THE GHOST TREE by Christina Henry
Titan Books, s/b, £8.99
Reviewed by Matthew Johns
It’s the mid-1980s in small-town America. Lauren lives with her mother and younger brother David since her father’s body was found in the woods the year before with his heart torn from his breast. Almost 15, she’s been best friends with Miranda since they were little and spent many happy years having adventures in the woods, meeting at the “old ghost tree”. As they’ve grown older, they’ve also started to grow apart as Miranda’s no longer interested in playing in the woods, instead preferring make-up and boys.
When the bodies of two girls from outside of the town are discovered, Miranda starts having visions of something dragging their remains through the woods and realises that things are never going to be the same again.

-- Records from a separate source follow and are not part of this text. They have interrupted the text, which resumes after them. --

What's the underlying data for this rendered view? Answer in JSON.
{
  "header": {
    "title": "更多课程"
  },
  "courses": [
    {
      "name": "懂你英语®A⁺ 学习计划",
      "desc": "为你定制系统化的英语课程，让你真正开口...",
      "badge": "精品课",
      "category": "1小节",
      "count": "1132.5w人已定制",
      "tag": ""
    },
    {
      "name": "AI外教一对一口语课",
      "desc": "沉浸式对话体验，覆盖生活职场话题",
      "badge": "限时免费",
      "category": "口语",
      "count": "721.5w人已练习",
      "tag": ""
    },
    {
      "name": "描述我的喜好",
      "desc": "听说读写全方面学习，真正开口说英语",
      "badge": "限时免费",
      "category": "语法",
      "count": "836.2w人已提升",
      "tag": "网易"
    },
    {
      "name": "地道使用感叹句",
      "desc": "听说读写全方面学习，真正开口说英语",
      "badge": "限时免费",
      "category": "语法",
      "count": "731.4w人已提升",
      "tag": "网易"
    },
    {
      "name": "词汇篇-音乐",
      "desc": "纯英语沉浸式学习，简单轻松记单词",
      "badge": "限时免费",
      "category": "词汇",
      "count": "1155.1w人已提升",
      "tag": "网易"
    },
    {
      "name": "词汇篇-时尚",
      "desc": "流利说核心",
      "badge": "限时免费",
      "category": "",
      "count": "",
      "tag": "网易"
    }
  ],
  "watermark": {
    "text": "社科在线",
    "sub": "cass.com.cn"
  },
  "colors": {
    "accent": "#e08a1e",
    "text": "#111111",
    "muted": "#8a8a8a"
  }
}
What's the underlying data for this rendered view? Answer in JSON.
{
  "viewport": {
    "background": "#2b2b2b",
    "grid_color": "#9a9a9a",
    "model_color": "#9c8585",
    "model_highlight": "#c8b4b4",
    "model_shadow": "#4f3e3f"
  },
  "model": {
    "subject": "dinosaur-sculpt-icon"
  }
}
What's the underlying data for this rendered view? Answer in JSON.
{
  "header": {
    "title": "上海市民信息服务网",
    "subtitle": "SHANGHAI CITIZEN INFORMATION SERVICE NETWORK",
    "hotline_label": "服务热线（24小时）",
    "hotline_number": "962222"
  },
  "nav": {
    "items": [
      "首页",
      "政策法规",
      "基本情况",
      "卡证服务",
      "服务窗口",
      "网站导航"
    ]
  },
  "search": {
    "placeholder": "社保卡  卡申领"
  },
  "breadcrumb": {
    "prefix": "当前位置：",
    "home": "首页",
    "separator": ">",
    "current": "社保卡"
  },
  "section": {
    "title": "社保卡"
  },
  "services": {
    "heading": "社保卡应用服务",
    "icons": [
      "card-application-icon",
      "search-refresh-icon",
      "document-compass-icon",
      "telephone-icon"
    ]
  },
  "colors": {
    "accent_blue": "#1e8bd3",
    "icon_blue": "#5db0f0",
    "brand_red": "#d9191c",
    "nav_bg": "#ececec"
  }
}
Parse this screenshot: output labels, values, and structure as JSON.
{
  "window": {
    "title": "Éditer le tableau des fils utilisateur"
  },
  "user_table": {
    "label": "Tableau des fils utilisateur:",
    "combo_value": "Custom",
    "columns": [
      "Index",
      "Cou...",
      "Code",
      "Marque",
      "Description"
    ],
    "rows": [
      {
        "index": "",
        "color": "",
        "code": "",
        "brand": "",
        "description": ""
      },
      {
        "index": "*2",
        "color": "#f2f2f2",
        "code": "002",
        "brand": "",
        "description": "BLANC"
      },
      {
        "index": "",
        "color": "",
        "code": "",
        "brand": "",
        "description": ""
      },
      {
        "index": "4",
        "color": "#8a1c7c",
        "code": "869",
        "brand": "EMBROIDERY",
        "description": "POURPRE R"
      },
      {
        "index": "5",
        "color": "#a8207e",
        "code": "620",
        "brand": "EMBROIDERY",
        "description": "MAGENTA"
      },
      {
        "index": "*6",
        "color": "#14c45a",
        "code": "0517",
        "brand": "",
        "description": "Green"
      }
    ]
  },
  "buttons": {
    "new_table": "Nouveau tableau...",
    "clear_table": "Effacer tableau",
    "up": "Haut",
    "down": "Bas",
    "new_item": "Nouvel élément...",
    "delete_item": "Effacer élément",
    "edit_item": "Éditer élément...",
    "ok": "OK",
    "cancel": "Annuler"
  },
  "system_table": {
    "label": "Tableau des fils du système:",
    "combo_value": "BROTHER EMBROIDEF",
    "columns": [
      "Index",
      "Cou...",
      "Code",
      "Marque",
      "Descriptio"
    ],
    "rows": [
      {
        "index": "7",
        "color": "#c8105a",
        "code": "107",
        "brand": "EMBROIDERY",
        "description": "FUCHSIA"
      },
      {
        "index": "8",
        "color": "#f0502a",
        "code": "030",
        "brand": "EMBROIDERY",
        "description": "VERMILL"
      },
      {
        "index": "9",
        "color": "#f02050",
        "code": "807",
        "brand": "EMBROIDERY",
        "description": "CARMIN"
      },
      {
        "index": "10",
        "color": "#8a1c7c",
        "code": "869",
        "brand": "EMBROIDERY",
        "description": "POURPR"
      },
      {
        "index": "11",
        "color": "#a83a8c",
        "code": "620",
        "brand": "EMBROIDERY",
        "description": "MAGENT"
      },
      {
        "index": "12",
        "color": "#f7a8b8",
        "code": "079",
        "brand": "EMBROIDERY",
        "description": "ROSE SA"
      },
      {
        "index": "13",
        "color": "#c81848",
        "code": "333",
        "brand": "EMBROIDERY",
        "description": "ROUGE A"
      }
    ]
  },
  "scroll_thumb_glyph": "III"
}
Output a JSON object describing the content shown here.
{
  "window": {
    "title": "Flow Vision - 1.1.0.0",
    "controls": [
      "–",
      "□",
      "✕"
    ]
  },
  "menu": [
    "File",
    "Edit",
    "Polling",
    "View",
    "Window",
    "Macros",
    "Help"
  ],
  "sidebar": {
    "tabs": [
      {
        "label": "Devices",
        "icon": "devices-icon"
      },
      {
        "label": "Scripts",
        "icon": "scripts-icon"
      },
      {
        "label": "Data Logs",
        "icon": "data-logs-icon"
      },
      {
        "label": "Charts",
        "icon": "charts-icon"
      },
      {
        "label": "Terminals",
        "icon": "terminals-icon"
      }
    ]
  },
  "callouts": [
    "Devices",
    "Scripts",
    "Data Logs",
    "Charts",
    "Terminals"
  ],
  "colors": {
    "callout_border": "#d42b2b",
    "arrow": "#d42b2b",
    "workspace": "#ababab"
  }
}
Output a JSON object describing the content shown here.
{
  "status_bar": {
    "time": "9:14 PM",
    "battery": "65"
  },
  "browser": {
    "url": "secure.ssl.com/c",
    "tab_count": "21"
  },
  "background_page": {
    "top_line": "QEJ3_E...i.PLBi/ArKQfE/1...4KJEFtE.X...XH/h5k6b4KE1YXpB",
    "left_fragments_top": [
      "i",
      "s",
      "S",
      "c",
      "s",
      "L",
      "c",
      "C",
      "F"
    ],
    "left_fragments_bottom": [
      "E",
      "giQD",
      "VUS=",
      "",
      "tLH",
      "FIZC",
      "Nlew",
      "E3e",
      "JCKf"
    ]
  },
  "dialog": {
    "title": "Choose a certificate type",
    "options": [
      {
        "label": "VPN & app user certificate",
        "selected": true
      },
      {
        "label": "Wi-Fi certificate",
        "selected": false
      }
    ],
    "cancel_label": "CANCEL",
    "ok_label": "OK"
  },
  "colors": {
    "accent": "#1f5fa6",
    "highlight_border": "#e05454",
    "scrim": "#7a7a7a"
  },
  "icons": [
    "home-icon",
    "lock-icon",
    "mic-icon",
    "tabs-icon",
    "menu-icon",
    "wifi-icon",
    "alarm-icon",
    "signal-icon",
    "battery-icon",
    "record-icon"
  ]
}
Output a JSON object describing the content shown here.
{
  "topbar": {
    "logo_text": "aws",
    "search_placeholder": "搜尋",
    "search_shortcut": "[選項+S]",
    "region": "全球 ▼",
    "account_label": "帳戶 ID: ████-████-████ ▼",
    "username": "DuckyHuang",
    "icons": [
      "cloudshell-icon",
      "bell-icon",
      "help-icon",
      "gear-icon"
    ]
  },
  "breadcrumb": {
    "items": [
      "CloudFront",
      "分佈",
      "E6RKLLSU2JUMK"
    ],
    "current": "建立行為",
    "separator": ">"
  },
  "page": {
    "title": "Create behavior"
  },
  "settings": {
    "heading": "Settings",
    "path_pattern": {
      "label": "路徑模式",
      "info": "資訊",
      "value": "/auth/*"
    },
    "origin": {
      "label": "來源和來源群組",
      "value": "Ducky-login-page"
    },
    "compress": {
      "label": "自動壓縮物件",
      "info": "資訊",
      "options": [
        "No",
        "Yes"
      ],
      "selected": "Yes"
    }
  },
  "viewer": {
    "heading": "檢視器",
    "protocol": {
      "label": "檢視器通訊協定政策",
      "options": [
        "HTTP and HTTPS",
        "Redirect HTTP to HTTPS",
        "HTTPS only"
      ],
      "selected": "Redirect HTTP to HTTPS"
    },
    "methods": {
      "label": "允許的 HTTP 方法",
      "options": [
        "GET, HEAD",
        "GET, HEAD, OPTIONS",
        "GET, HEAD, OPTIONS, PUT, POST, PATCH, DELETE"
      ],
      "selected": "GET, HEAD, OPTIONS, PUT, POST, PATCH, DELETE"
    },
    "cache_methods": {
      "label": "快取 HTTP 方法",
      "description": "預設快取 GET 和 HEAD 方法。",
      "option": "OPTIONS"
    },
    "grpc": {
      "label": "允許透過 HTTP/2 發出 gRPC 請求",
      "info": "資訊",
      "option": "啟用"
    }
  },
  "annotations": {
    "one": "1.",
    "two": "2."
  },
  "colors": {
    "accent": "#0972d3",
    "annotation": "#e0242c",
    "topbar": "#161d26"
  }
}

As she digs deeper into the murder of the two young girls, she finds strange things happening – most people seem to forget about the murders very quickly, even some of the police that are supposed to be investigating it. At the centre of what she thought was a normal town, she starts to unearth a secret that goes back hundreds of years, a secret that could end up taking her life.
Henry takes us back to 1985 in her latest work without having to resort to a DeLorean fitted with a flux capacitor. Her cultural references are impeccable and have clearly been well researched. From the clothing to the music and more – the detail is fantastic.
Her writing keeps you on the edge of your seat, trying to second guess her and work out who the murderer is (I failed – she kept their identity well-hidden until the big reveal!). She builds a real sense of tension and peril through her prose as you accompany Lauren on her investigations and experience the plot unfolding around you. This is a thoroughly enjoyable read that is very difficult to put down, which should be no surprise to anyone that has read any of her previous works.